I think I see her shoulders tense.
She must have assumed they were alone. Our fellow guests are safely tucked in their suites, asleep behind thick stone walls and triple-pane windows.
Within the compound, the Ara has created discrete, hushed bubbles for each set of guests. Our suites are standalone buildings, nestled at the end of individual walkways. Tables in the dining room are distanced, other people’s conversations reduced to a low hum. It’s a trick the hotel has been playing on us: assuring us that we don’t need to concern ourselves with the other guests, that we are safe from one another.
For half a second, Sabrina considers me. Then she gives the faintest shake of the head.
Don’t.I understand. Back when I was a kid, the mothers grew irate if we called for help. Their voices rose, indignant:
What the hell do you think you’re doing? If they were in a hitting mood, they hit harder. They made sure we regretted looking for a lifeline, every single time.
William follows his wife’s gaze.
Shit.I duck behind a large planter. There are dozens around the hotel: oval-shaped, each the size of a small bathtub and housing a lone tree. The soil is hidden beneath a layer of decorative rocks. “A lot of trees in the desert manage to grow through cracks in the stone,” Catalina, the hotel’s manager, explained when she gave us a tour on the first day, her sleek, dark ponytail gleaming in the sunlight. “Our architect was very inspired by them.”
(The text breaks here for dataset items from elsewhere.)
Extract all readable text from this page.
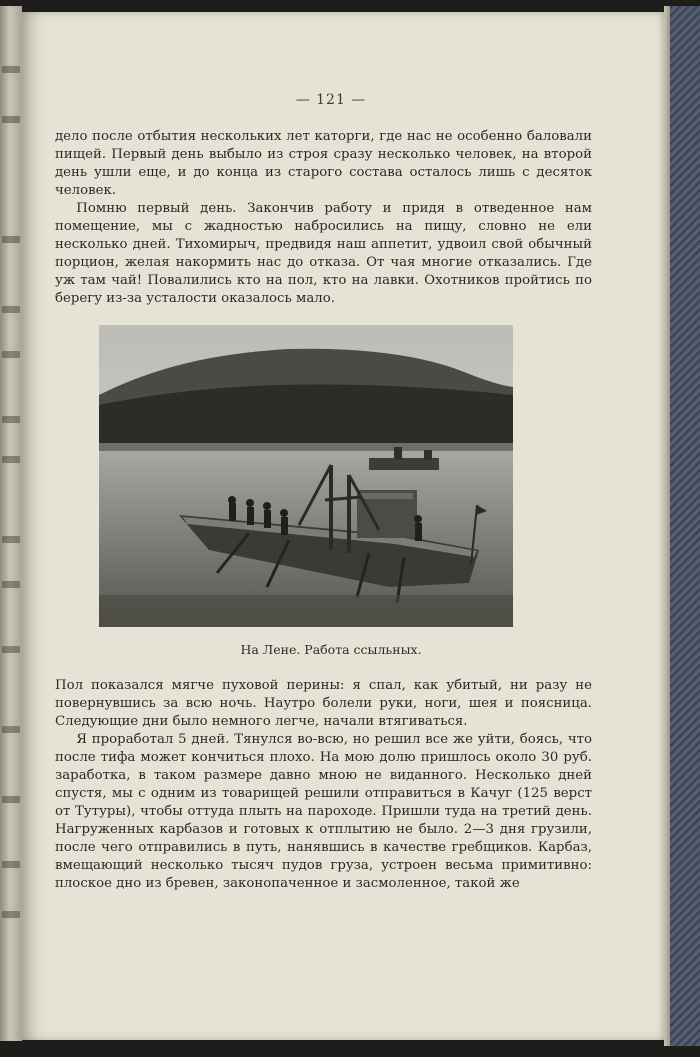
— 121 —

дело после отбытия нескольких лет каторги, где нас не особенно баловали пищей. Первый день выбыло из строя сразу несколько человек, на второй день ушли еще, и до конца из старого состава осталось лишь с десяток человек.

Помню первый день. Закончив работу и придя в отведенное нам помещение, мы с жадностью набросились на пищу, словно не ели несколько дней. Тихомирыч, предвидя наш аппетит, удвоил свой обычный порцион, желая накормить нас до отказа. От чая многие отказались. Где уж там чай! Повалились кто на пол, кто на лавки. Охотников пройтись по берегу из-за усталости оказалось мало.

На Лене. Работа ссыльных.

Пол показался мягче пуховой перины: я спал, как убитый, ни разу не повернувшись за всю ночь. Наутро болели руки, ноги, шея и поясница. Следующие дни было немного легче, начали втягиваться.

Я проработал 5 дней. Тянулся во-всю, но решил все же уйти, боясь, что после тифа может кончиться плохо. На мою долю пришлось около 30 руб. заработка, в таком размере давно мною не виданного. Несколько дней спустя, мы с одним из товарищей решили отправиться в Качуг (125 верст от Тутуры), чтобы оттуда плыть на пароходе. Пришли туда на третий день. Нагруженных карбазов и готовых к отплытию не было. 2—3 дня грузили, после чего отправились в путь, нанявшись в качестве гребщиков. Карбаз, вмещающий несколько тысяч пудов груза, устроен весьма примитивно: плоское дно из бревен, законопаченное и засмоленное, такой же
These rocks aren’t ordinary, though. Nothing at the hotel is. “White marble chunks from Italy,” Catalina said. “You won’t find them anywhere else in the region.”
I crouch as low as I can behind the planter and its expensive rocks. My heartbeat pulses in my ears.
“What are you looking at?” William asks, imperious.
Is the sound of his voice closer, or am I imagining it?
“Nothing. I’m not looking at anything.”
Still crouched, I inch behind a nearby wall.
Like a coward.No.
Sabrina doesn’t want me to get involved.
“Leave me alone,” she tells her husband.
“And what would you do, if I left you alone?”
Her answer is muffled as I sidestep back toward the suite. There are words I can’t make out, then: “I would thrive.”
Her tone is clear and self-righteous. The tone of a woman who knows she contains limitless worlds, and who is sick of reining them in.
Tomorrow, I’ll talk to her.
I won’t say anything about her husband. I’m not an idiot. But I’ll do what I’ve avoided for the past four days: I’ll introduce myself, ask her how her stay is going. I’ll make a comment about the weather.
I’ll let her know that someone’s here for her, that she has a friend if she wants one.
Tomorrow. In a few hours.
Everything’s easier in the daylight. We’re all braver in the morning.